В ТЮЗе поставили Островского, но не по школьным правилам. Генриетта Яновская давно собиралась ставить «Грозу». Но это ей удалось сделать только со второй попытки. Несколько лет назад она уже начинала репетировать пьесу Островского в Московском ТЮЗе, но тогда до премьеры дело не дошло.

Тогда не получилось точно распределить роли, не подошло пространство. «Я хотела бы поставить спектакль в амбаре или на какой-нибудь заброшенной фабрике», — говорила Яновская. Сейчас «Грозу» выпустили все-таки на театральной сцене. Но чем-то она теперь напоминает и амбар, и заброшенную фабрику. Есть время подробно рассмотреть сценографию Сергея Бархина: публика сидит прямо на подмостках, в боковом «кармане», а зрительный зал и задник отгорожены закопченными кирпичными стенами. Когда-то они, наверное, были белыми.
Впрочем, вопрос «когда» новому спектаклю Яновской задавать бессмысленно. По-началу в костюмах и повадках героев проскальзывают характерные приметы пятидесятых годов нашего века, но вскоре и они оказываются намеренно сбиты режиссером и художником. Положенный Островскому конкретный мелочный этнографический антураж отставлен в сторону.
Мало какому классическому произведению не повезло так фатально, как «Грозе», принесенной в жертву среднему образованию. Любого, кто писал сочинения в советской школе, хоть ночью разбуди, — он сразу выдаст и про «луч света в темном царстве», и про «протест против кабановских понятий о нравственности», и про «почему люди не летают». Добролюбовские ярлыки-лозунги столь гениально комичны, что сражаться с ними (чем занимались последние двадцать лет редкие постановщики «Грозы») нет резона.
Яновская первая, кто не спорит с ними, а просто не берет в расчет. Когда-то Апполон Григорьев вступил в полемику с Добролюбовым, увидев в «Грозе» не битву добра сос злом, а столкновение инстинктов. У Яновской даже отпетые «самодуры» не оправдываются, а реально несут свою правду.
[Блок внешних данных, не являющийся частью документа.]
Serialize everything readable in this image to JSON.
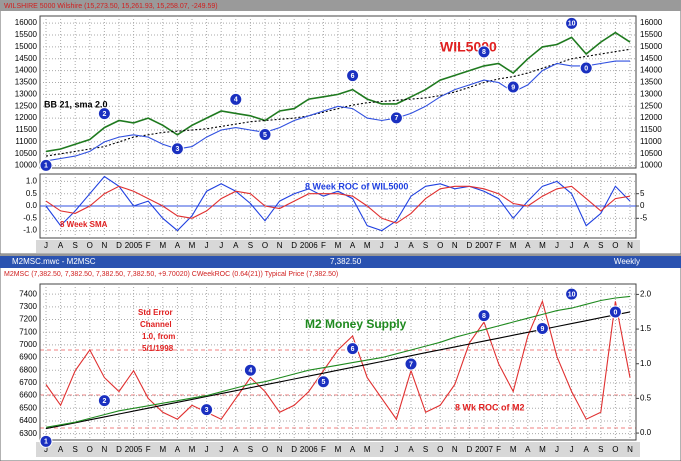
{
  "windows": {
    "top_title": "WILSHIRE 5000 Wilshire (15,273.50, 15,261.93, 15,258.07, -249.59)",
    "bottom_title": "M2MSC.mwc - M2MSC",
    "bottom_price": "7,382.50",
    "bottom_period": "Weekly",
    "bottom_header": "M2MSC (7,382.50, 7,382.50, 7,382.50, 7,382.50, +9.70020)   CWeekROC (0.64(21))   Typical Price (7,382.50)"
  },
  "chart_data": [
    {
      "type": "line",
      "annotations": [
        "WIL5000",
        "BB 21, sma 2.0"
      ],
      "markers": [
        "1",
        "2",
        "3",
        "4",
        "5",
        "6",
        "7",
        "8",
        "9",
        "10",
        "0"
      ],
      "ylim": [
        9900,
        16300
      ],
      "yticks": [
        10000,
        10500,
        11000,
        11500,
        12000,
        12500,
        13000,
        13500,
        14000,
        14500,
        15000,
        15500,
        16000
      ],
      "grid": true,
      "series": [
        {
          "color": "#1f7a1f",
          "values": [
            10600,
            10700,
            10900,
            11100,
            11600,
            11900,
            11800,
            12000,
            11700,
            11300,
            11700,
            12000,
            12300,
            12200,
            12100,
            11900,
            12300,
            12400,
            12800,
            12900,
            13000,
            13200,
            12800,
            12600,
            12600,
            12900,
            13200,
            13600,
            13800,
            14000,
            14200,
            14300,
            13900,
            14500,
            15000,
            15100,
            15400,
            14700,
            15200,
            15600,
            15200
          ]
        },
        {
          "color": "#000000",
          "values": [
            10400,
            10500,
            10600,
            10700,
            10800,
            11000,
            11200,
            11300,
            11400,
            11450,
            11500,
            11550,
            11650,
            11750,
            11850,
            11900,
            11950,
            12000,
            12100,
            12250,
            12400,
            12550,
            12650,
            12700,
            12750,
            12800,
            12850,
            12950,
            13100,
            13300,
            13500,
            13650,
            13750,
            13900,
            14100,
            14300,
            14500,
            14600,
            14700,
            14800,
            14900
          ]
        },
        {
          "color": "#3050e0",
          "values": [
            10200,
            10300,
            10400,
            10600,
            11000,
            11200,
            11300,
            11200,
            10900,
            10700,
            10800,
            11200,
            11500,
            11600,
            11500,
            11400,
            11600,
            11900,
            12100,
            12300,
            12500,
            12400,
            12000,
            11900,
            12000,
            12200,
            12500,
            12900,
            13200,
            13400,
            13600,
            13500,
            13100,
            13400,
            14000,
            14300,
            14200,
            14200,
            14300,
            14400,
            14400
          ]
        }
      ]
    },
    {
      "type": "line",
      "annotations": [
        "8 Week ROC of WIL5000",
        "8 Week SMA"
      ],
      "categories": [
        "J",
        "A",
        "S",
        "O",
        "N",
        "D",
        "2005",
        "F",
        "M",
        "A",
        "M",
        "J",
        "J",
        "A",
        "S",
        "O",
        "N",
        "D",
        "2006",
        "F",
        "M",
        "A",
        "M",
        "J",
        "J",
        "A",
        "S",
        "O",
        "N",
        "D",
        "2007",
        "F",
        "M",
        "A",
        "M",
        "J",
        "J",
        "A",
        "S",
        "O",
        "N"
      ],
      "ylim": [
        -1.3,
        1.3
      ],
      "yticks": [
        {
          "value": 1,
          "label": "1.0"
        },
        0.5,
        {
          "value": 0,
          "label": "0.0"
        },
        -0.5,
        {
          "value": -1,
          "label": "-1.0"
        }
      ],
      "y2lim": [
        -13,
        13
      ],
      "y2ticks": [
        5,
        0,
        -5
      ],
      "grid": true,
      "series": [
        {
          "color": "#2040e0",
          "values": [
            0.0,
            -0.8,
            -0.2,
            0.5,
            1.2,
            0.8,
            0.0,
            0.2,
            -0.5,
            -1.0,
            -0.4,
            0.6,
            0.9,
            0.6,
            0.1,
            -0.6,
            0.2,
            0.5,
            0.7,
            0.4,
            0.6,
            0.3,
            -0.8,
            -1.0,
            -0.6,
            0.4,
            0.8,
            0.9,
            0.7,
            0.8,
            0.6,
            0.3,
            -0.5,
            0.2,
            0.8,
            1.0,
            0.5,
            -0.8,
            -0.3,
            0.8,
            0.2
          ]
        },
        {
          "color": "#e03030",
          "values": [
            0.2,
            -0.2,
            -0.3,
            0.0,
            0.5,
            0.8,
            0.6,
            0.3,
            0.0,
            -0.4,
            -0.5,
            -0.2,
            0.3,
            0.6,
            0.5,
            0.0,
            -0.1,
            0.2,
            0.5,
            0.5,
            0.5,
            0.4,
            0.0,
            -0.5,
            -0.7,
            -0.3,
            0.3,
            0.7,
            0.8,
            0.8,
            0.7,
            0.5,
            0.1,
            0.0,
            0.4,
            0.7,
            0.8,
            0.3,
            -0.2,
            0.3,
            0.4
          ]
        }
      ]
    },
    {
      "type": "line",
      "annotations": [
        "Std Error",
        "Channel",
        "1.0, from",
        "5/1/1998",
        "M2 Money Supply",
        "8 Wk ROC of M2"
      ],
      "markers": [
        "1",
        "2",
        "3",
        "4",
        "5",
        "6",
        "7",
        "8",
        "9",
        "10",
        "0"
      ],
      "categories": [
        "J",
        "A",
        "S",
        "O",
        "N",
        "D",
        "2005",
        "F",
        "M",
        "A",
        "M",
        "J",
        "J",
        "A",
        "S",
        "O",
        "N",
        "D",
        "2006",
        "F",
        "M",
        "A",
        "M",
        "J",
        "J",
        "A",
        "S",
        "O",
        "N",
        "D",
        "2007",
        "F",
        "M",
        "A",
        "M",
        "J",
        "J",
        "A",
        "S",
        "O",
        "N"
      ],
      "ylim": [
        6250,
        7480
      ],
      "yticks": [
        6300,
        6400,
        6500,
        6600,
        6700,
        6800,
        6900,
        7000,
        7100,
        7200,
        7300,
        7400
      ],
      "y2lim": [
        -0.1,
        2.15
      ],
      "y2ticks": [
        {
          "value": 0,
          "label": "0.0"
        },
        0.5,
        {
          "value": 1,
          "label": "1.0"
        },
        1.5,
        {
          "value": 2,
          "label": "2.0"
        }
      ],
      "grid": true,
      "series": [
        {
          "color": "#e03030",
          "axis": "y2",
          "values": [
            0.7,
            0.4,
            0.9,
            1.2,
            0.8,
            0.6,
            0.9,
            0.5,
            0.3,
            0.2,
            0.4,
            0.3,
            0.2,
            0.5,
            0.8,
            0.6,
            0.3,
            0.4,
            0.6,
            0.9,
            1.2,
            1.4,
            0.8,
            0.5,
            0.2,
            0.9,
            0.3,
            0.4,
            0.7,
            1.3,
            1.6,
            1.0,
            0.6,
            1.4,
            1.9,
            1.1,
            0.6,
            0.2,
            0.3,
            1.9,
            0.8
          ]
        },
        {
          "color": "#000000",
          "values": [
            6340,
            6363,
            6386,
            6409,
            6432,
            6455,
            6478,
            6501,
            6524,
            6547,
            6570,
            6593,
            6616,
            6639,
            6662,
            6685,
            6708,
            6731,
            6754,
            6777,
            6800,
            6823,
            6846,
            6869,
            6892,
            6915,
            6938,
            6961,
            6984,
            7007,
            7030,
            7053,
            7076,
            7099,
            7122,
            7145,
            7168,
            7191,
            7214,
            7237,
            7260
          ]
        },
        {
          "color": "#1f8a1f",
          "values": [
            6350,
            6370,
            6390,
            6420,
            6450,
            6480,
            6500,
            6520,
            6540,
            6560,
            6580,
            6600,
            6630,
            6660,
            6690,
            6710,
            6740,
            6770,
            6800,
            6820,
            6840,
            6860,
            6880,
            6900,
            6930,
            6960,
            6990,
            7020,
            7060,
            7090,
            7120,
            7150,
            7180,
            7210,
            7240,
            7270,
            7290,
            7320,
            7350,
            7370,
            7382.5
          ]
        }
      ]
    }
  ]
}
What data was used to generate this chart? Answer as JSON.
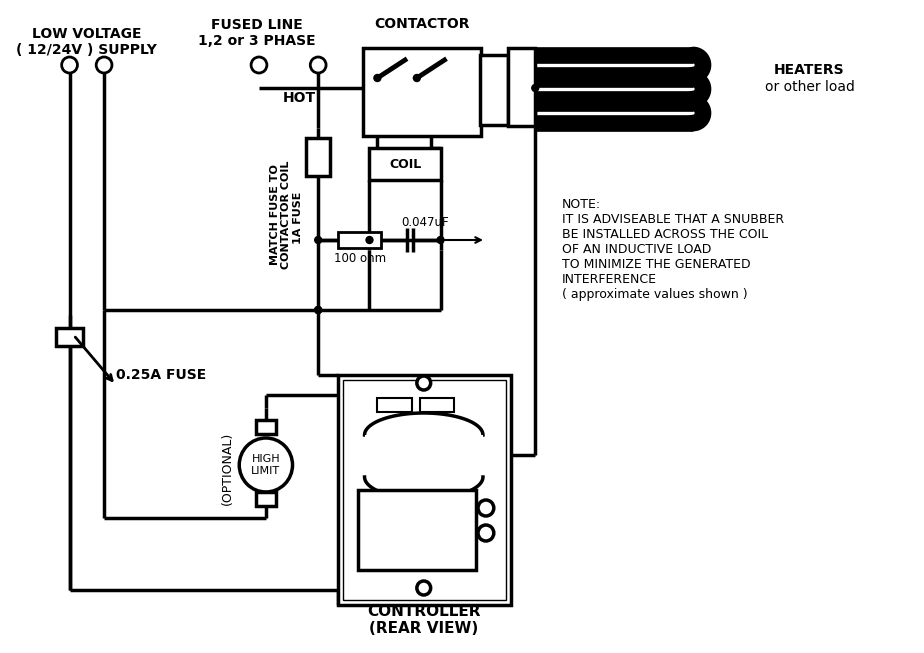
{
  "bg": "#ffffff",
  "lc": "#000000",
  "lv_label": "LOW VOLTAGE\n( 12/24V ) SUPPLY",
  "fused_label": "FUSED LINE\n1,2 or 3 PHASE",
  "contactor_label": "CONTACTOR",
  "heaters_label": "HEATERS\nor other load",
  "hot_label": "HOT",
  "coil_label": "COIL",
  "cap_label": "0.047uF",
  "res_label": "100 ohm",
  "match_fuse_label": "MATCH FUSE TO\nCONTACTOR COIL",
  "fuse1a_label": "1A FUSE",
  "fuse025_label": "0.25A FUSE",
  "optional_label": "(OPTIONAL)",
  "highlimit_label": "HIGH\nLIMIT",
  "controller_label": "CONTROLLER\n(REAR VIEW)",
  "note_label": "NOTE:\nIT IS ADVISEABLE THAT A SNUBBER\nBE INSTALLED ACROSS THE COIL\nOF AN INDUCTIVE LOAD\nTO MINIMIZE THE GENERATED\nINTERFERENCE\n( approximate values shown )"
}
Эти правды точно клубятся в пространстве отечества. Слишком много тут несуразного и нелепого, чтобы люди имели возможность ужиться. Чем настойчивее и опасливее Кабаниха охраняет свой дом и своих детей, тем вернее надвигается на семью беда. Это русский мир, где все от века не устроено, где всегда что-то капает сверху, что-то не ладится, где под молитвы моют полы, а проклиная — оплакивают. Плач и молчаливое оцепенение сливаются здесь в атональный русский романс. Слова Бориса «здесь все наше, русское, родное… а привыкнуть никак не могу» можно было бы вынести в эпиграф.
Реальные масштабы времени и пространства в «Грозе» смещены и спутаны. Вместо матушки-Волги здесь узкий жестяной желоб-водоотвод, вместо крутого волжского откоса – стена с театральной машинерией и винтовой лестницей, уходящей к колосникам. И даже собственно гроза, как физическое стихия заменена на «людей грозы» — двух почти безмолвных молодых актеров, выносящих при необходимости гулкие листы металла, какими в старом театре обычно имитировали раскаты грома.
Не только за счет этой пары, но «Гроза» кажется неожиданно перенаселенной, плотной и насыщенной реальным действием. Должно быть, оттого, что нет ролек из массовки, а каждому персонажу, в том числе и присочиненному к пьесе слабоумному приживалу Кабанихи, дано свое лицо и свой голос. Что же Катерина? История ее проста и с героическим протестом ничего общего не имеет. Девочка становится женщиной – но ценой собственной жизни. Ничто так не актуализирует в наше время классические драматургические тексты, как сильно сыгранные простые истории.